Big brains

Quoth Mandarax:

Curiosity is one of the permanent and certain characteristics of a vigorous mind.
— Samuel Johnson (1709–1784)

What Mandarax didn’t tell her, and what her big brain certainly wasn’t going to tell her, was that, if she came up with an idea for a novel experiment which had a chance of working, her big brain would make her life a hell until she had actually performed that experiment.

That, in my opinion, was the most diabolical aspect of those old-time big brains: They would tell their owners, in effect, “Here is a crazy thing we could actually do, probably, but we would never do it, of course. It’s just fun to think about.”

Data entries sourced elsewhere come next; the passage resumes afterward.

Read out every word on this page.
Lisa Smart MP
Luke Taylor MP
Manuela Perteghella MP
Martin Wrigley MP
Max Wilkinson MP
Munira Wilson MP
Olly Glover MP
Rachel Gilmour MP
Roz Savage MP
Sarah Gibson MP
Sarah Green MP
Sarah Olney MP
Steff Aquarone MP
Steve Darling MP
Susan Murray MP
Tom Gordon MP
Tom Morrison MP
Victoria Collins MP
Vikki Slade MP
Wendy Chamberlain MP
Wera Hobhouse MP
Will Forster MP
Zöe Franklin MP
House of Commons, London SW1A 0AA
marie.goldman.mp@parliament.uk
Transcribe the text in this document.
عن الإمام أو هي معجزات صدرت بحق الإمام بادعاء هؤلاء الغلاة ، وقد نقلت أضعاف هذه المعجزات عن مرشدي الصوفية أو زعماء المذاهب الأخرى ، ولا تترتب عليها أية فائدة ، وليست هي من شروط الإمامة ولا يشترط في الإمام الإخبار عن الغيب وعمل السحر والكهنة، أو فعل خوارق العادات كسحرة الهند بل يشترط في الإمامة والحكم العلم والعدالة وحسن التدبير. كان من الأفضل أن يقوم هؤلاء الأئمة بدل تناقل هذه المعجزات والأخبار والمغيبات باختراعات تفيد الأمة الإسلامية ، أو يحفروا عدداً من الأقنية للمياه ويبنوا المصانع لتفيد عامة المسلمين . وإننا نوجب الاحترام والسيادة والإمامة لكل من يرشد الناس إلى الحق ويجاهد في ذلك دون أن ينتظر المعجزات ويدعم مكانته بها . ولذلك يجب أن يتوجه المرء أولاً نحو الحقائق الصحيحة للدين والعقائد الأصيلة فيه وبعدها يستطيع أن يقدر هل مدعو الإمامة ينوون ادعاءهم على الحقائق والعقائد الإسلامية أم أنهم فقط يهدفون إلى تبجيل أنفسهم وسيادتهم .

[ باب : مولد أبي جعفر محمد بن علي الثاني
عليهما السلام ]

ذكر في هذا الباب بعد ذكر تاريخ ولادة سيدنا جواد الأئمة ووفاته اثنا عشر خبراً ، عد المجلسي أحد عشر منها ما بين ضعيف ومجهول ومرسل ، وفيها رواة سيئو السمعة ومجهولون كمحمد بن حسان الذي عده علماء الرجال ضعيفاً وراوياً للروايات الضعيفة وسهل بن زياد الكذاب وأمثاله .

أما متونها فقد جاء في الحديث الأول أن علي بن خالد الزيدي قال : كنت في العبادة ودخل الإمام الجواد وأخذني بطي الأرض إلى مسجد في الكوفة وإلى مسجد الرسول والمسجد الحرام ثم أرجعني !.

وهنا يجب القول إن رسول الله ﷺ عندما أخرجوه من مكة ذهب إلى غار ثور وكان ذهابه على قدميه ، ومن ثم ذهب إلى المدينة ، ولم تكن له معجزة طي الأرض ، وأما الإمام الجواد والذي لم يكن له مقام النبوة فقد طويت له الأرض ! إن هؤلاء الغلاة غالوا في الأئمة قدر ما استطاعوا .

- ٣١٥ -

And then, as though in trances, the people would really do it—have slaves fight each other to the death in the Colosseum, or burn people alive in the public square for holding opinions which were locally unpopular, or build factories whose only purpose was to kill people in industrial quantities, or to blow up whole cities, and on and on.

Kurt Vonnegut, Galápagos

Reality

That was another things people used to be able to do, which they can’t do anymore: enjoy in their heads events which hadn’t happened yet and which might never occur. My mother was good at that. Someday my father would stop writing science fiction, and write something a whole lot of people wanted to read instead. And we would get a new house in a beautiful city, and nice clothes, and so on. She used to make me wonder why God had ever gone to all the trouble of creating reality.